Nous allons faire le tour le plus complet possible de son usage, de ses bonnes et moins bonnes pratiques, de ses avantages, ses limites ses contraintes, et de l’importance ou pas qu’elle peut avoir pour certains de nos partenaires. A vous d’y faire votre marché et je l’espère intégrer le plus possible de ces bonnes pratiques en fonction de vos besoins, si ce n’est pas déjà fait…

ArchiCAD et le BIM, diront certains, c’est la Zone… Ils ne croient pas si bien dire, nous allons le démontrer.

 

Dès ses premières versions, ArchiCAD combinait DAO, CAO et base de données, chaque élément 3D (mur, dalle, toit, porte, fenêtre, etc.) mis en place sur le plan avait sa représentation en plan (calculée et/ou symbolisée) associée à sa « réalité » 3D (Calculée) qui permettait d’en extraire coupe, façade, axonométrie perspective, le tout associé à un article de la base donnée commune (et questionnable) dans lequel était stocké toutes les données dimensionnelles (qui permettait de le « gérer » en 2D et 3D dans toutes les fenêtres d’ArchiCAD) et une certaine quantité de données « informelles » associées soit automatiquement (en fonctions des paramètres de l’élément) par le logiciel soit volontairement saisies par l’utilisateur.

 


Le tout à jour des dernières modifications effectuées.

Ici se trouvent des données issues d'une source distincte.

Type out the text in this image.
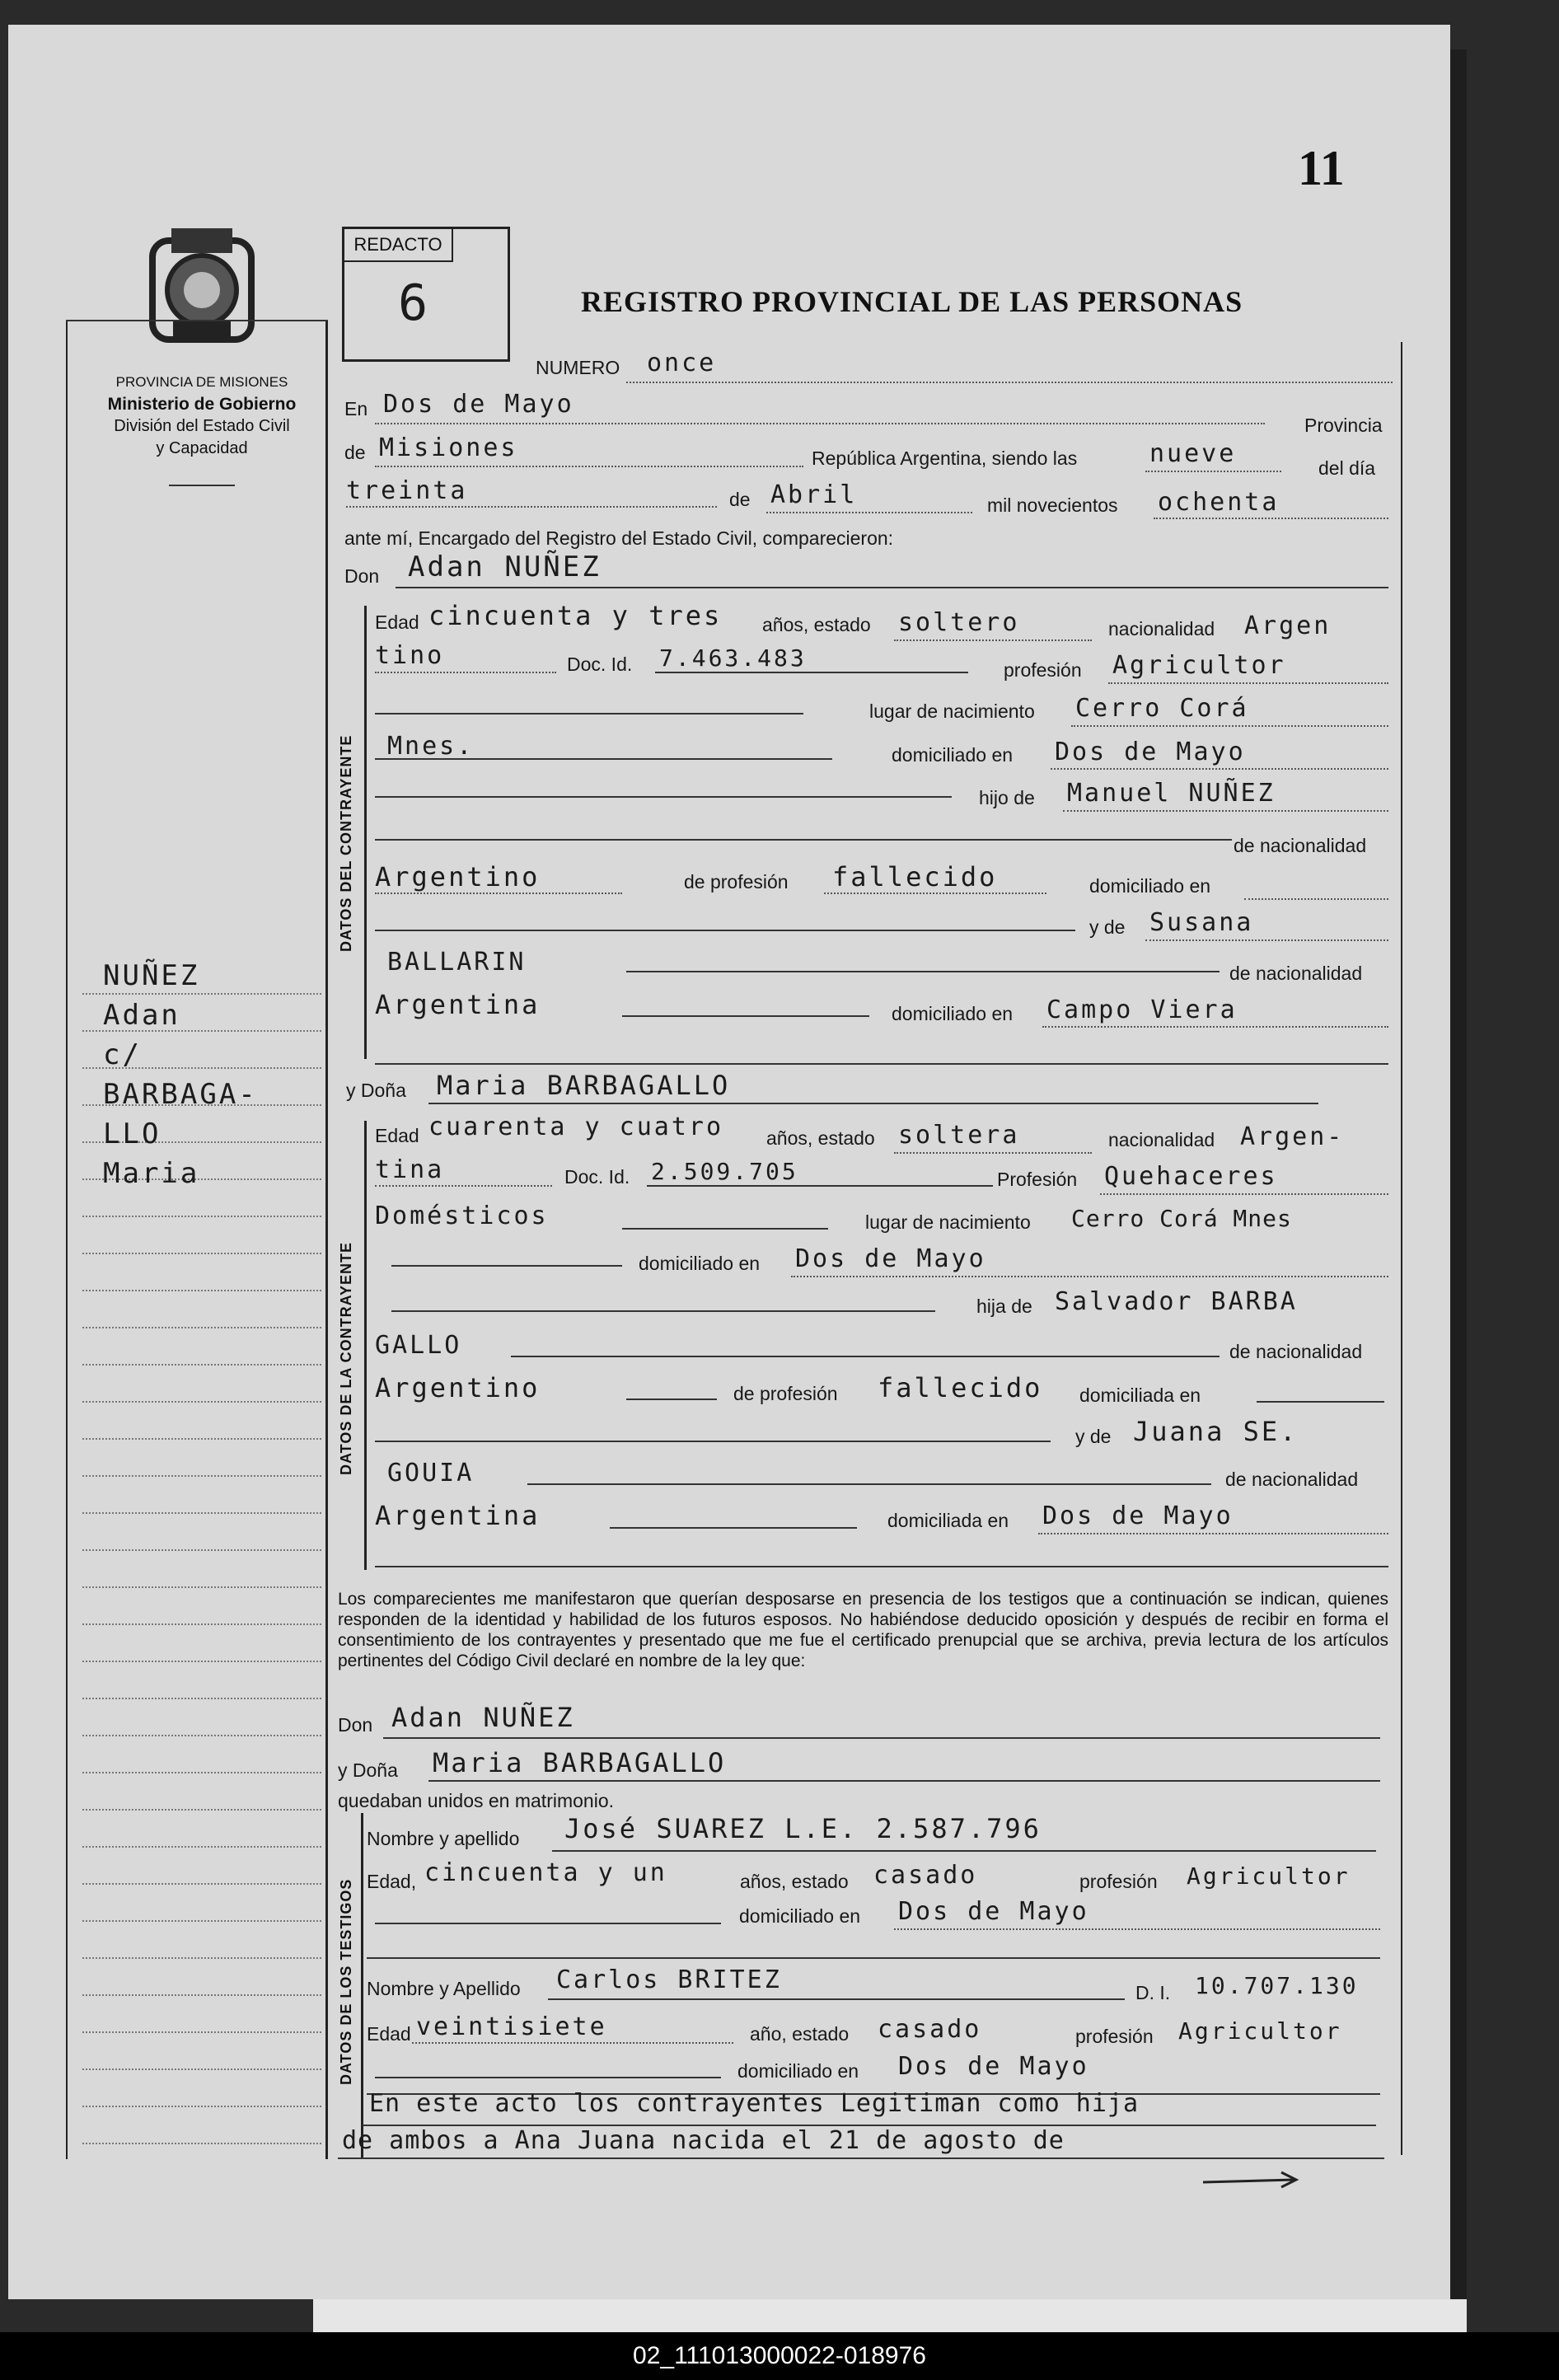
11
PROVINCIA DE MISIONES
Ministerio de Gobierno
División del Estado Civil
y Capacidad
NUÑEZ
Adan
c/
BARBAGA-
LLO
Maria
REDACTO
6	REGISTRO PROVINCIAL DE LAS PERSONAS
NUMERO once
En Dos de Mayo
Provincia
de Misiones	República Argentina, siendo las	nueve	del día
treinta	de Abril	mil novecientos ochenta
ante mí, Encargado del Registro del Estado Civil, comparecieron:
Don Adan NUÑEZ
DATOS DEL CONTRAYENTE
Edad cincuenta y tres años, estado soltero	nacionalidad Argen
tino	Doc. Id. 7.463.483	profesión Agricultor
lugar de nacimiento Cerro Corá
Mnes.	domiciliado en Dos de Mayo
hijo de Manuel NUÑEZ
de nacionalidad
Argentino	de profesión fallecido	domiciliado en
y de Susana
BALLARIN	de nacionalidad
Argentina	domiciliado en Campo Viera
y Doña Maria BARBAGALLO
DATOS DE LA CONTRAYENTE
Edad cuarenta y cuatro años, estado soltera	nacionalidad Argen-
tina	Doc. Id. 2.509.705	Profesión Quehaceres
Domésticos	lugar de nacimiento Cerro Corá Mnes
domiciliado en Dos de Mayo
hija de Salvador BARBA
GALLO	de nacionalidad
Argentino	de profesión fallecido domiciliada en
y de Juana SE.
GOUIA	de nacionalidad
Argentina	domiciliada en Dos de Mayo
Los comparecientes me manifestaron que querían desposarse en presencia de los testigos que a continuación se indican, quienes responden de la identidad y habilidad de los futuros esposos. No habiéndose deducido oposición y después de recibir en forma el consentimiento de los contrayentes y presentado que me fue el certificado prenupcial que se archiva, previa lectura de los artículos pertinentes del Código Civil declaré en nombre de la ley que:
Don Adan NUÑEZ
y Doña Maria BARBAGALLO
quedaban unidos en matrimonio.
DATOS DE LOS TESTIGOS
Nombre y apellido José SUAREZ L.E. 2.587.796
Edad, cincuenta y un	años, estado casado	profesión Agricultor
domiciliado en Dos de Mayo
Nombre y Apellido Carlos BRITEZ	D. I. 10.707.130
Edad veintisiete	año, estado casado	profesión Agricultor
domiciliado en Dos de Mayo
En este acto los contrayentes Legitiman como hija
de ambos a Ana Juana nacida el 21 de agosto de
02_111013000022-018976
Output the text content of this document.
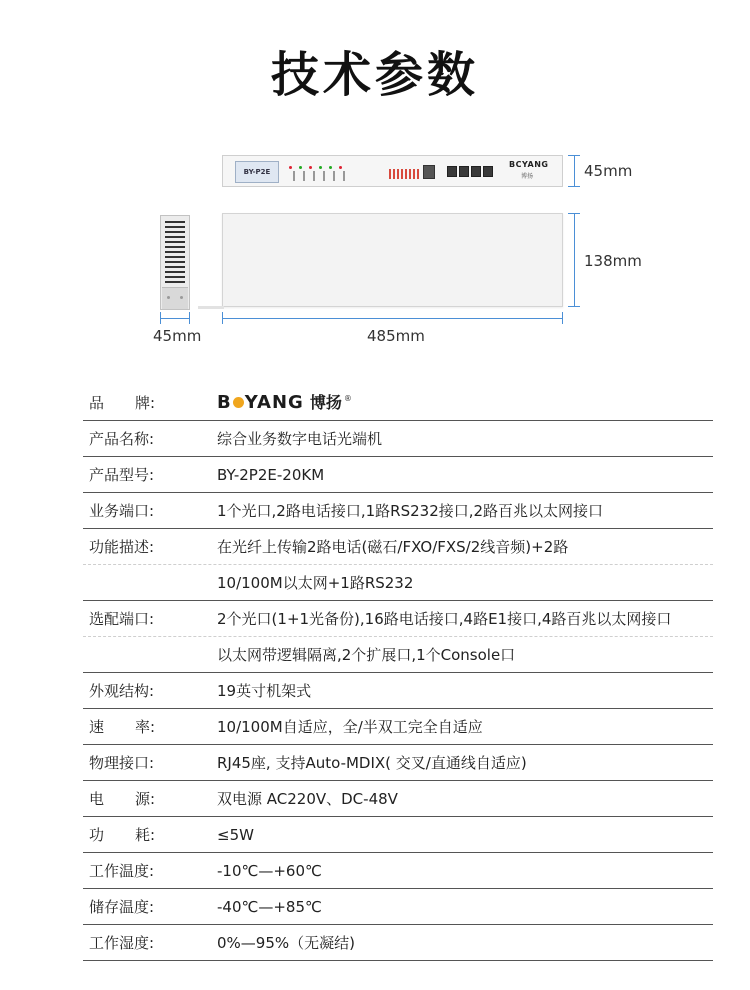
技术参数
BY-P2E
BCYANG
博扬	45mm
138mm
45mm	485mm
品 牌:	B YANG 博扬 ®
产品名称:	综合业务数字电话光端机
产品型号:	BY-2P2E-20KM
业务端口:	1个光口,2路电话接口,1路RS232接口,2路百兆以太网接口
功能描述:	在光纤上传输2路电话(磁石/FXO/FXS/2线音频)+2路
10/100M以太网+1路RS232
选配端口:	2个光口(1+1光备份),16路电话接口,4路E1接口,4路百兆以太网接口
以太网带逻辑隔离,2个扩展口,1个Console口
外观结构:	19英寸机架式
速 率:	10/100M自适应，全/半双工完全自适应
物理接口:	RJ45座, 支持Auto-MDIX( 交叉/直通线自适应)
电 源:	双电源 AC220V、DC-48V
功 耗:	≤5W
工作温度:	-10℃—+60℃
储存温度:	-40℃—+85℃
工作湿度:	0%—95%（无凝结)
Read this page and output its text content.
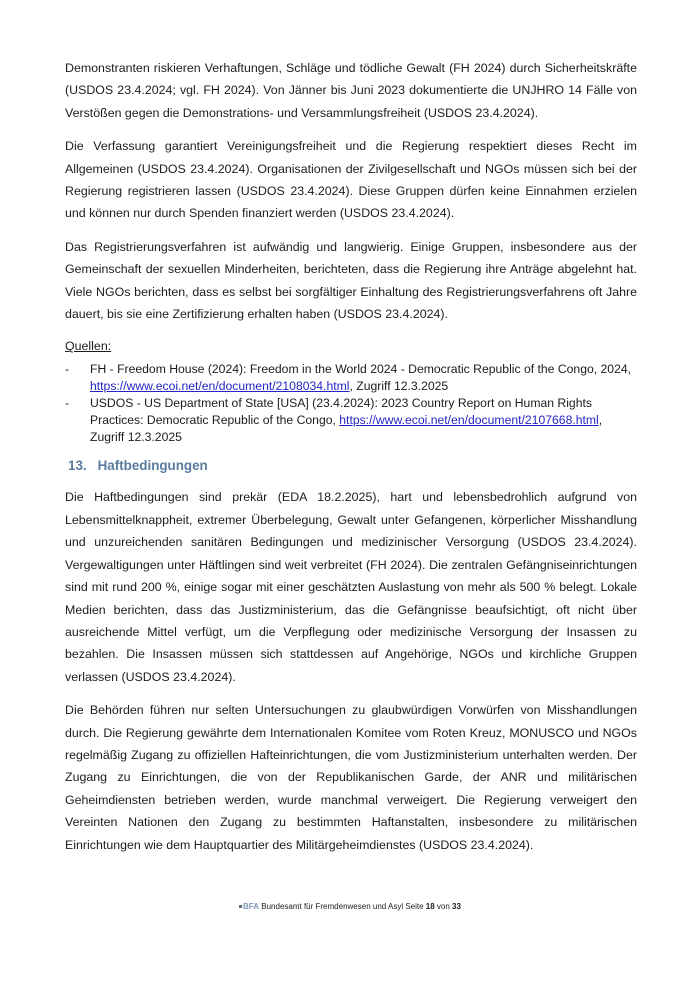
Demonstranten riskieren Verhaftungen, Schläge und tödliche Gewalt (FH 2024) durch Sicherheitskräfte (USDOS 23.4.2024; vgl. FH 2024). Von Jänner bis Juni 2023 dokumentierte die UNJHRO 14 Fälle von Verstößen gegen die Demonstrations- und Versammlungsfreiheit (USDOS 23.4.2024).

Die Verfassung garantiert Vereinigungsfreiheit und die Regierung respektiert dieses Recht im Allgemeinen (USDOS 23.4.2024). Organisationen der Zivilgesellschaft und NGOs müssen sich bei der Regierung registrieren lassen (USDOS 23.4.2024). Diese Gruppen dürfen keine Einnahmen erzielen und können nur durch Spenden finanziert werden (USDOS 23.4.2024).

Das Registrierungsverfahren ist aufwändig und langwierig. Einige Gruppen, insbesondere aus der Gemeinschaft der sexuellen Minderheiten, berichteten, dass die Regierung ihre Anträge abgelehnt hat. Viele NGOs berichten, dass es selbst bei sorgfältiger Einhaltung des Registrierungsverfahrens oft Jahre dauert, bis sie eine Zertifizierung erhalten haben (USDOS 23.4.2024).

Quellen:
-	FH - Freedom House (2024): Freedom in the World 2024 - Democratic Republic of the Congo, 2024, https://www.ecoi.net/en/document/2108034.html, Zugriff 12.3.2025
-	USDOS - US Department of State [USA] (23.4.2024): 2023 Country Report on Human Rights Practices: Democratic Republic of the Congo, https://www.ecoi.net/en/document/2107668.html, Zugriff 12.3.2025
13. Haftbedingungen

Die Haftbedingungen sind prekär (EDA 18.2.2025), hart und lebensbedrohlich aufgrund von Lebensmittelknappheit, extremer Überbelegung, Gewalt unter Gefangenen, körperlicher Misshandlung und unzureichenden sanitären Bedingungen und medizinischer Versorgung (USDOS 23.4.2024). Vergewaltigungen unter Häftlingen sind weit verbreitet (FH 2024). Die zentralen Gefängniseinrichtungen sind mit rund 200 %, einige sogar mit einer geschätzten Auslastung von mehr als 500 % belegt. Lokale Medien berichten, dass das Justizministerium, das die Gefängnisse beaufsichtigt, oft nicht über ausreichende Mittel verfügt, um die Verpflegung oder medizinische Versorgung der Insassen zu bezahlen. Die Insassen müssen sich stattdessen auf Angehörige, NGOs und kirchliche Gruppen verlassen (USDOS 23.4.2024).

Die Behörden führen nur selten Untersuchungen zu glaubwürdigen Vorwürfen von Misshandlungen durch. Die Regierung gewährte dem Internationalen Komitee vom Roten Kreuz, MONUSCO und NGOs regelmäßig Zugang zu offiziellen Hafteinrichtungen, die vom Justizministerium unterhalten werden. Der Zugang zu Einrichtungen, die von der Republikanischen Garde, der ANR und militärischen Geheimdiensten betrieben werden, wurde manchmal verweigert. Die Regierung verweigert den Vereinten Nationen den Zugang zu bestimmten Haftanstalten, insbesondere zu militärischen Einrichtungen wie dem Hauptquartier des Militärgeheimdienstes (USDOS 23.4.2024).

BFA Bundesamt für Fremdenwesen und Asyl Seite 18 von 33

La préhistoire du BIM en fait… Parfaitement illustrée par l’Excellent livre d’Eric WILK « De la CAO au Métré » datant déjà de 2005 basé sur la version 9 d’ArchiCAD, qui expliquait comment, en utilisant seulement ArchiCAD et Excel l’ArchiCadien, était capable moyennant moult paramétrage et rigueur de saisie, de réaliser, en suivant à la lettre les consignes du Maître, le descriptif et le quantitatif de son projet modélisé. De la maquette Numérique renseignée, du BIM Antique sans IFC mais du BIM quand même. Tip top.

livre300.jpg

Dans ces versions préhistoriques d’ArchiCAD, ces différents éléments 3D (2D/3D/Renseignés) articles de la base de donnée ArchiCADienne pouvaient déjà pour certains interagir dynamiquement entre eux soit de façon structurelle et contrainte comme les menuiseries avec leur murs supports, les ouvertures de toits avec leurs toits, les accessoires avec leurs murs, dalles ou toits supports, soit de façon informelle comme les Zones avec une grande partie de leur environnement 3D, mais aussi 2D, l’un des grands intérêts méconnus de cet outil. Dont nous verrons les intérêts plus loin.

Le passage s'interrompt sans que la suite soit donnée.